Cargo Operations Continue at Port Canaveral
Port Canaveral saw its last cruise ship departure for at least 30 days this Friday with a sailing of the 4,000-passenger Disney Dream. Disney, like all major cruise lines, has paused its North American sailings due to the COVID-19 outbreak, and Port Canaveral's berths are now full with idled cruise ships. However, there is still a bright side: commercial cargo operations continue as always, including the unique space industry cargoes that only Port Canaveral handles.

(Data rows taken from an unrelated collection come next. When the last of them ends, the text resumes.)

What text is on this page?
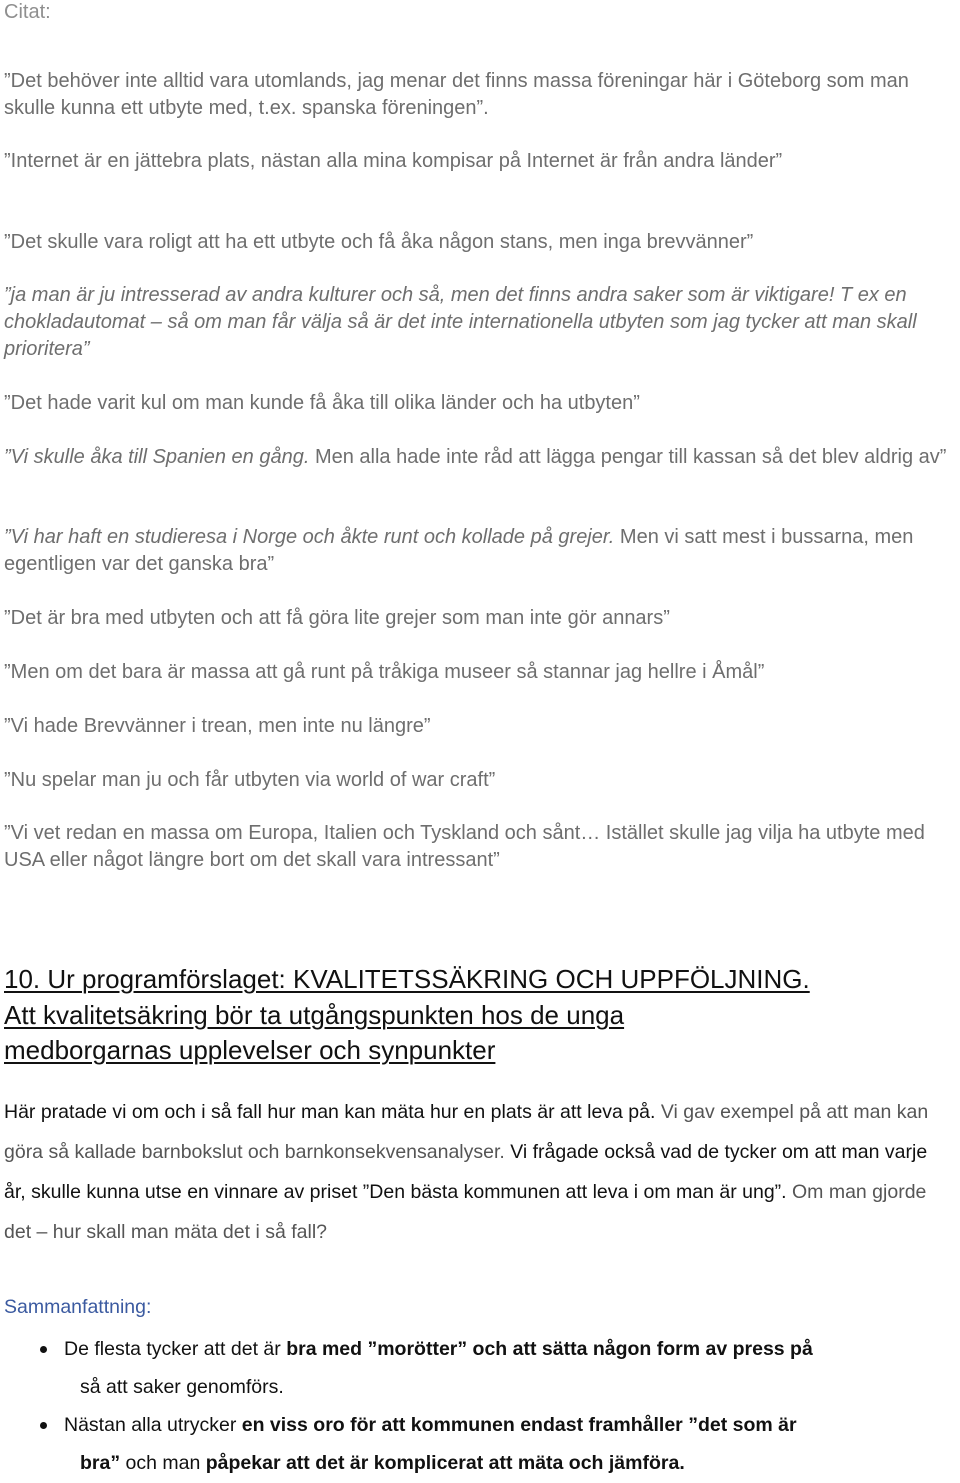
Citat:

”Det behöver inte alltid vara utomlands, jag menar det finns massa föreningar här i Göteborg som man skulle kunna ett utbyte med, t.ex. spanska föreningen”.

”Internet är en jättebra plats, nästan alla mina kompisar på Internet är från andra länder”

”Det skulle vara roligt att ha ett utbyte och få åka någon stans, men inga brevvänner”

”ja man är ju intresserad av andra kulturer och så, men det finns andra saker som är viktigare! T ex en chokladautomat – så om man får välja så är det inte internationella utbyten som jag tycker att man skall prioritera”

”Det hade varit kul om man kunde få åka till olika länder och ha utbyten”

”Vi skulle åka till Spanien en gång. Men alla hade inte råd att lägga pengar till kassan så det blev aldrig av”

”Vi har haft en studieresa i Norge och åkte runt och kollade på grejer. Men vi satt mest i bussarna, men egentligen var det ganska bra”

”Det är bra med utbyten och att få göra lite grejer som man inte gör annars”

”Men om det bara är massa att gå runt på tråkiga museer så stannar jag hellre i Åmål”

”Vi hade Brevvänner i trean, men inte nu längre”

”Nu spelar man ju och får utbyten via world of war craft”

”Vi vet redan en massa om Europa, Italien och Tyskland och sånt… Istället skulle jag vilja ha utbyte med USA eller något längre bort om det skall vara intressant”

10. Ur programförslaget: KVALITETSSÄKRING OCH UPPFÖLJNING.
Att kvalitetsäkring bör ta utgångspunkten hos de unga
medborgarnas upplevelser och synpunkter

Här pratade vi om och i så fall hur man kan mäta hur en plats är att leva på. Vi gav exempel på att man kan göra så kallade barnbokslut och barnkonsekvensanalyser. Vi frågade också vad de tycker om att man varje år, skulle kunna utse en vinnare av priset ”Den bästa kommunen att leva i om man är ung”. Om man gjorde det – hur skall man mäta det i så fall?

Sammanfattning:

De flesta tycker att det är bra med ”morötter” och att sätta någon form av press på
så att saker genomförs.
Nästan alla utrycker en viss oro för att kommunen endast framhåller ”det som är
bra” och man påpekar att det är komplicerat att mäta och jämföra.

"Port Canaveral is at normal operations and continuing to closely monitor the COVID-19 developing situation. [The] decision by cruise lines to voluntarily and temporarily suspend cruise ship operations from U.S. ports will have profound impact, especially for a cruise port like ours," the port said. "As the world’s second busiest cruise port, we are working cooperatively with our cruise partners to coordinate our efforts and help meet their operational and berthing needs."
The port said that it is working closely with federal, state and local government agencies to ensure that it is taking every measure to ensure the safety of its employees and the community.
While the cruise industry has paused for now, the port has many other lines of business. With 11 cargo berths, Canaveral handles a mixture of containerized cargo, breakbulk, ro/ro cargo, petroleum, dry bulk and specialty cargoes every day.
Commercial spaceflight company SpaceX - a Port Canaveral tenant and frequent port customer - is continuing its launch schedule. SpaceX's operations are unique: the company uses of a DP-enabled barge as a landing pad to recover used booster rockets at sea, then brings them back to the port for refurbishment. The recovery-and-reuse program is an important component of the firm's business plan, as it dramatically reduces the cost per launch. Its latest launch event is scheduled for Wednesday, and - if the recovery landing is successful - the recovered booster should return to the port later this week.